E-commerce makes the secondary market for tickets more transparent. And that’s likely one reason why teams themselves have created a website for reselling tickets. The Patriots have a ticket exchange site here.

Creating an online ticket exchange for the resale of your own tickets is also good for business. The team forces its fans to use only its exchange, and allows for only one price – face value. A rule setting face value may seem egalitarian until you read – again in fine print – that the Patriots take ten percent of the ticket price as its cut for
requiring fans to use its site to resell tickets. As a result, fans can’t even recoup all of their costs.

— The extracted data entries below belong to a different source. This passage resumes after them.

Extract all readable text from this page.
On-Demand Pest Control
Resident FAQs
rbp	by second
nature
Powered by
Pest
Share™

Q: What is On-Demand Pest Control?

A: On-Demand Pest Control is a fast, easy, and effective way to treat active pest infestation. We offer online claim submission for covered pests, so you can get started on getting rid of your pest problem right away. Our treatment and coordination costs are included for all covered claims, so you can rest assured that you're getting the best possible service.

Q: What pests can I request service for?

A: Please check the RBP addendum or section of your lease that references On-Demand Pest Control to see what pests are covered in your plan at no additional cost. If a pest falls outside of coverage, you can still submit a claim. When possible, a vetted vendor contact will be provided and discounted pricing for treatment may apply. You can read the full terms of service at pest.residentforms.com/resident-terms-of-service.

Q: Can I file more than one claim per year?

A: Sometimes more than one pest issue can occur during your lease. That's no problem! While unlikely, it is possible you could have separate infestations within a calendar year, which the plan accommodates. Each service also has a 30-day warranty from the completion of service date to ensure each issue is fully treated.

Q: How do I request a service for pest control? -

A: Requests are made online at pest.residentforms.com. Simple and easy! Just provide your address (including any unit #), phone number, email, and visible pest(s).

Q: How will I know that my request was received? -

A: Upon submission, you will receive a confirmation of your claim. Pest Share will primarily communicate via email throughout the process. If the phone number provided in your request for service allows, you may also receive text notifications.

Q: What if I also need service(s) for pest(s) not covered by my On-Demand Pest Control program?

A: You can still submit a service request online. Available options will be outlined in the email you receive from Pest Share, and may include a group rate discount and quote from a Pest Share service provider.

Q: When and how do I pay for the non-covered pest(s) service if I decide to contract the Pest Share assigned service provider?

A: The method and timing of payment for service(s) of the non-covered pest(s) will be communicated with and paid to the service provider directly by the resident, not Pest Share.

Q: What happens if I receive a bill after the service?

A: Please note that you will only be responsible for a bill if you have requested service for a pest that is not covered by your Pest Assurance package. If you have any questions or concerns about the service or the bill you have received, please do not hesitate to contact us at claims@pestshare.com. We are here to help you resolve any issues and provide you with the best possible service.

It’s time to embrace an open market for ticket reselling. At the hearing in New York, I recall Jeff Fluhr, StubHub’s CEO, citing stats showing that an open market is the true egalitarian force for consumers of sporting events, theater and concerts. On the StubHub website, tickets for some events sell for more than face value, while others sell for less. Overall, most ticket prices sell below the total purchase cost, which includes the price of the ticket plus those “convenience” fees we all hate to pay.

It’s easy to see then why the Patriots are against open-market exchanges like StubHub. If the Patriots were to have a really bad season, they wouldn’t be able to command $500 for a family of four that sits in the lower level. But if the Patriots are sacking fans with high face value prices, the team shouldn’t simultaneously be preventing them from using competing ticket exchanges. This practice should draw flag for a blatant “holding” penalty. And it’s not StubHub that should be penalized – it’s the Patriots.